C’è un altro punto del Documento di economia e finanza approvato dal governo che lascia intendere che difficilmente potranno vedere la luce altre politiche di anticipo pensionistico. Il nuovo e unico parametro rilevante per valutare i conti pubblici che sarà preso in considerazione dall’Europa, è l’andamento della spesa primaria netta. Sarà questa a determinare l’apertura o meno, di una procedura di infrazione in futuro. E la spesa per le prestazioni sociali è quella di gran lunga superiore. All’interno di questa la parte preponderante è proprio quella pensionistica.

IL PASSAGGIO

Cosa rimarrà dunque, degli scivoli introdotti lo scorso anno e in scadenza a fine dicembre? L’attuale Quota 103 non è francamente molto appetibile. Permette sì di lasciare il lavoro a 62 anni con 41 di contributi, ma accettando un ricalcolo contributivo della pensione e dovendo attendere 7 mesi nel privato e 9 mesi nel pubblico, prima di poter ricevere l’assegno. Anche Opzione Donna ha ottenuto una decisa stretta. L’età è salita a 61 anni, che possono essere ridotti solo alle donne con figli. E anche in questo caso è previsto il taglio della pensione attraverso il ricalcolo contributivo.

Semmai è più probabile che nella prossima manovra arrivi una qualche nuova stretta sulle pensioni per provare a contenere la spesa. Già l’anno scorso il governo ha introdotto una serie di tagli, alcuni dei quali anche con un impatto rilevante. Come per esempio le misure sulle pensioni dei dipendenti pubblici di alcune gestioni, quelle dei medici, dei dipendenti degli enti locali e degli ufficiali giudiziari, che si sono viste annullare una serie di meccanismi di calcolo degli assegni privilegiati rispetto agli altri lavoratori (con un parziale dietrofront poi per medici e infermieri).
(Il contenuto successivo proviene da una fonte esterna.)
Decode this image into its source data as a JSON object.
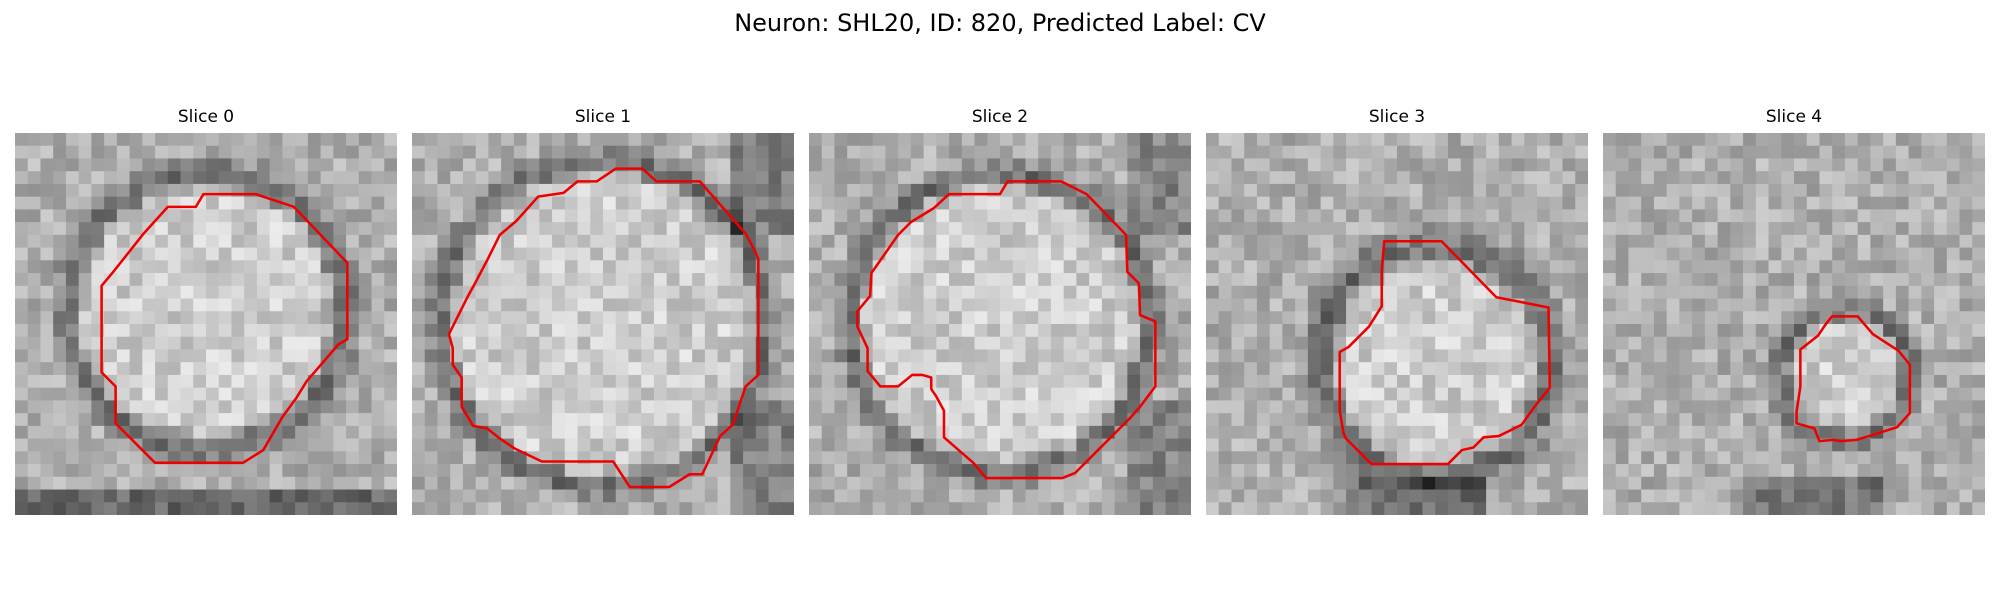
{
  "figure": {
    "title": "Neuron: SHL20, ID: 820, Predicted Label: CV",
    "contour_color": "#ee0000",
    "colormap": "gray",
    "panels": [
      {
        "label": "Slice 0",
        "seed": 11,
        "dark_corner": "left"
      },
      {
        "label": "Slice 1",
        "seed": 23,
        "dark_corner": "right"
      },
      {
        "label": "Slice 2",
        "seed": 37,
        "dark_corner": "right"
      },
      {
        "label": "Slice 3",
        "seed": 41,
        "dark_corner": "bottom"
      },
      {
        "label": "Slice 4",
        "seed": 53,
        "dark_corner": "bottom"
      }
    ]
  }
}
Il governo ha anche reintrodotto dal prossimo anno l’adeguamento automatico dell’età di pensionamento alla speranza di vita. E ha tagliato le rivalutazioni per le pensioni più alte. Anche nel prossimo futuro è probabile che si prosegua su questa strada. L’ultimo indizio, che costituisce una prova, è l’insabbiamento del tavolo con i sindacati sulla riforma in attesa da mesi di una convocazione.